Your genetic system derives what your parents gave you and if you have had ancestors who lived long, you also live long. That's what happens, you see.

But there are things that you must do for yourself. Don't and if you want to drink, don't drink too much but I would say don't drink at all.

Don't smoke at all. When you smoke, the nicotine goes straight to your lungs. It's a sure case that your lungs are getting, you are inhaling but of course the sensation is nice to some of our people but look after yourself morally.

Girlfriends, when you are young, you have two or three but you make your choice and get married.

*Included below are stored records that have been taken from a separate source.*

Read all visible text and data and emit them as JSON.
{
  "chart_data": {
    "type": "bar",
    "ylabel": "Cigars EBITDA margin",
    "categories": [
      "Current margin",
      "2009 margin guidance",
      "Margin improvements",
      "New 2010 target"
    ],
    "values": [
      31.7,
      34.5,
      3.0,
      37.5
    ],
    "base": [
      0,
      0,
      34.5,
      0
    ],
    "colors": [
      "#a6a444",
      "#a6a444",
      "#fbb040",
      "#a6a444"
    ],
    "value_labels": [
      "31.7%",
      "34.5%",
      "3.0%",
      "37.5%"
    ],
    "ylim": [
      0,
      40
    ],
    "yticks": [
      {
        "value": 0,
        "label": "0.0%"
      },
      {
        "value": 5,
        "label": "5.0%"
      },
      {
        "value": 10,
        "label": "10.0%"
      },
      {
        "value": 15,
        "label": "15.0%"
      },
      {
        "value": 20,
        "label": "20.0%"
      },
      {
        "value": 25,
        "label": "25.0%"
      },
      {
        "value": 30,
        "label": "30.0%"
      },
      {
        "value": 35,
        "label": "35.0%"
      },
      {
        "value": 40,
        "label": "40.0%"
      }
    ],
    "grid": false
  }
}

Little houses, some little houses are dangerous nowadays. You don't know the occupant in the little house is all that healthy. Nechirwere chedu chakauya ichi.

I have seen young men, in the extended family, just going one after another. As I speak kune madzimai akasiyiwa. We have had to look after them, you know, you try to give them work.

You know madzimai anouya kuzosakura and I give them a bit of some money just to keep them going. Havachisina varume.

And I say to myself, if this is what has happened around me kuextended family, ko around the extended family yaTazzen ne my neighbour there? Is this what has happened to our nation?

Young people going in their 30s, 40s. No! We must look after ourselves better. So that is the part we take care of, the other part we inherit it from our parents.

If you inherit a genetic system which is good, at some stage you should look after it.